Richard Becker's old book
https://www.amazon.com/gp/product/0486642909/?tag=pfamazon01-20
"Look inside" at the table of contents. Click on the section that starts on page 71.

 

[SammyS]

I happen to remember this problem being worked out in book I have. Interestingly, it turns out that the equipotential surfaces are prolate spheroids even when close to the line source.

That amazes me !
- especially for locations very close to the line charge relative to L and near the center of the line charge. I would have expected equipotential surfaces there to be virtually cylindrical.

Now, to make a little tweak, to that physical intuition I used to claim and was often proud of.

but ... At my age, maybe no need to bother.

 

[TSny]

That amazes me !
- especially for locations very close to the line charge relative to L and near the center of the line charge. I would have expected equipotential surfaces there to be virtually cylindrical.

If the charge were spread along a conducting line (needle), then the equipotential surfaces would approach the shape of the needle when you get in close. But, then, the charge density along the needle would be very nonuniform (concentrated near the ends).

Now, to make a little tweak, to that physical intuition I used to claim and was often proud of.

but ... At my age, maybe no need to bother.

I'm with you.

By the way, whenever I dip into Becker's book to read about a specific topic, I am usually very pleased with his treatment. The book has an interesting history. See the first paragragh of the forward to the book just before the table of contents at the link https://www.amazon.com/gp/product/0486642909/?tag=pfamazon01-20

The lineage of the book goes all the way back to a popular German text of Foppl (1894), which apparently had some influence on Einstein.
http://einstein-special-relativity.com/august-foppl/

 

[SammyS]

If the charge were spread along a conducting line (needle), then the equipotential surfaces would approach the shape of the needle when you get in close. But, then, the charge density along the needle would be very nonuniform (concentrated near the ends).

Yes, I see. It took me a couple of readings to get what you're saying, but yes, that makes sense.
Considering that I thought the equipotential surfaces would be cylindrical in shape very near the line of charge. If we have such a shape for an equipotential surface, then replacing that surface with a conducting surface of the same shape (and appropriate charge) would produce the the same field at points external to that conductor. Knowing that the majority of charge on such a conductor would migrate to the ends, shows that such an equipotential surface is inconsistent with being due to a uniform distribution on a line segment,

Your explanation did appeal to physical intuition . Thanks!

I'm with you.

By the way, whenever I dip into Becker's book to read about a specific topic, I am usually very pleased with his treatment.
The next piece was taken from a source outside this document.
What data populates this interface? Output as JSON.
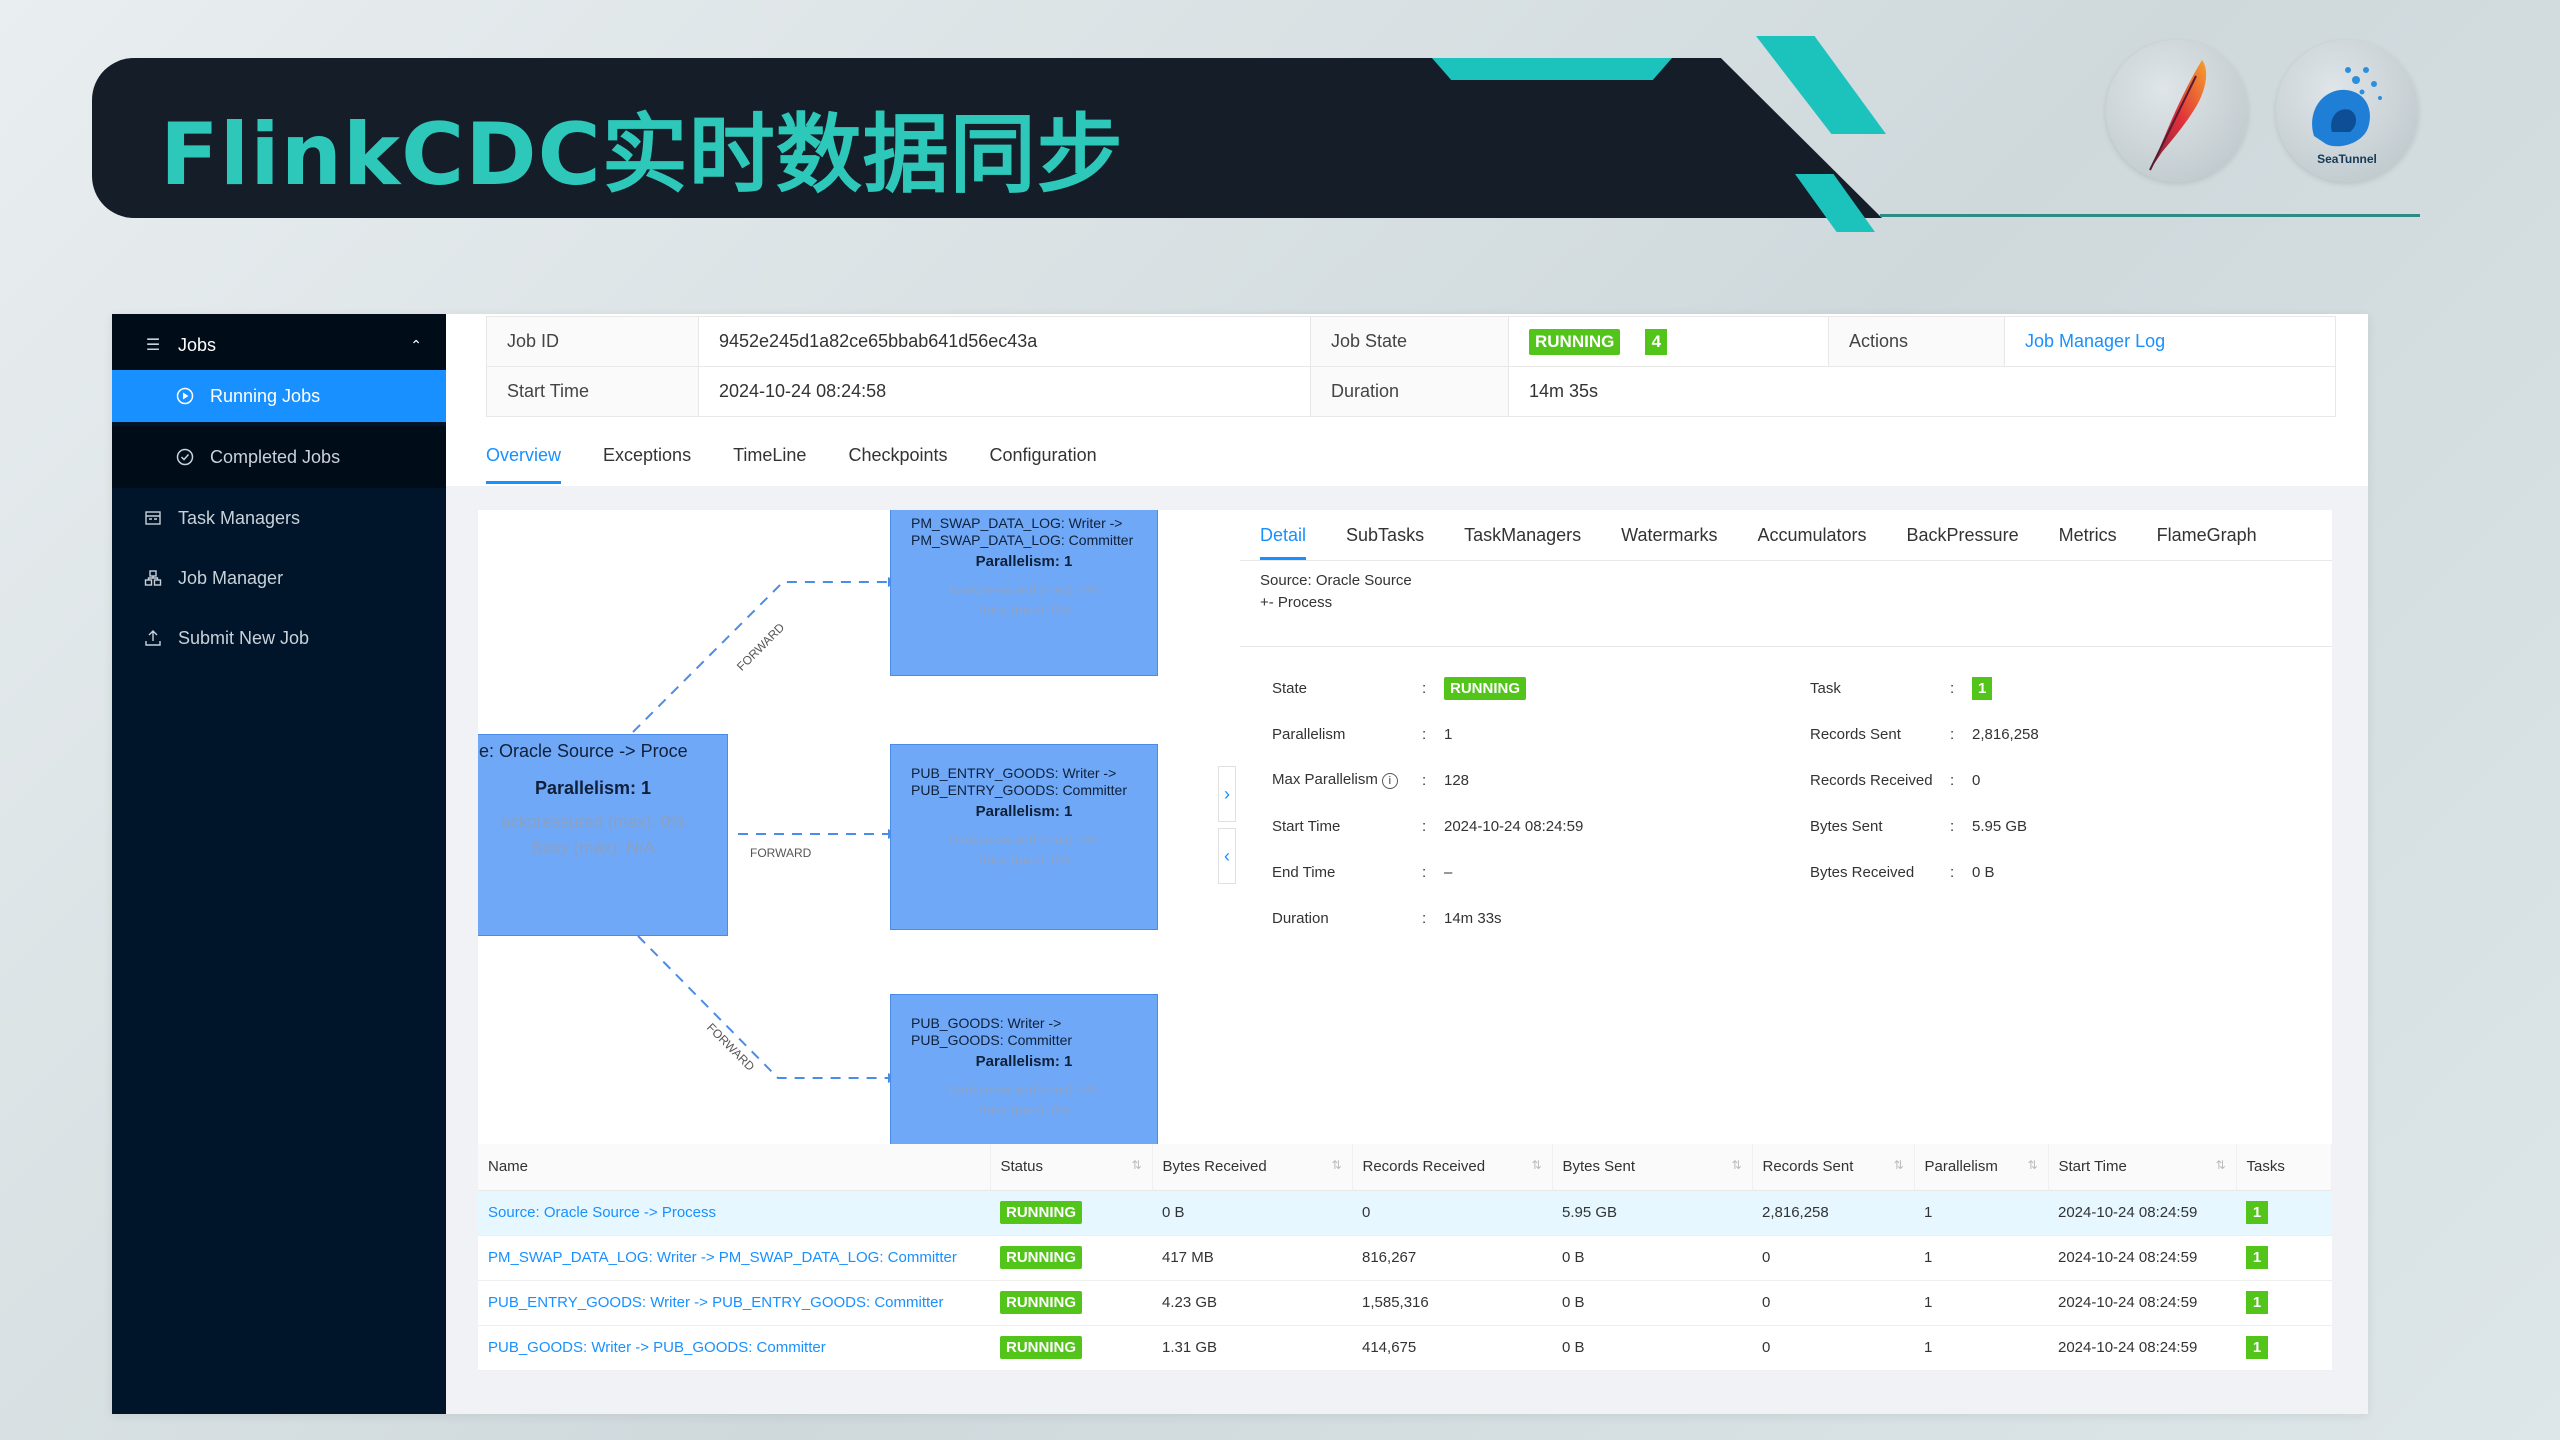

The book has an interesting history. See the first paragragh of the forward to the book just before the table of contents at the link https://www.amazon.com/gp/product/0486642909/?tag=pfamazon01-20

The lineage of the book goes all the way back to a popular German text of Foppl (1894), which apparently had some influence on Einstein.
http://einstein-special-relativity.com/august-foppl/

Yes. This book looks very interesting. I may order a copy. (Maybe I'm not too old to see things in a different light.) I would say new light, but the book's roots are even older than I am.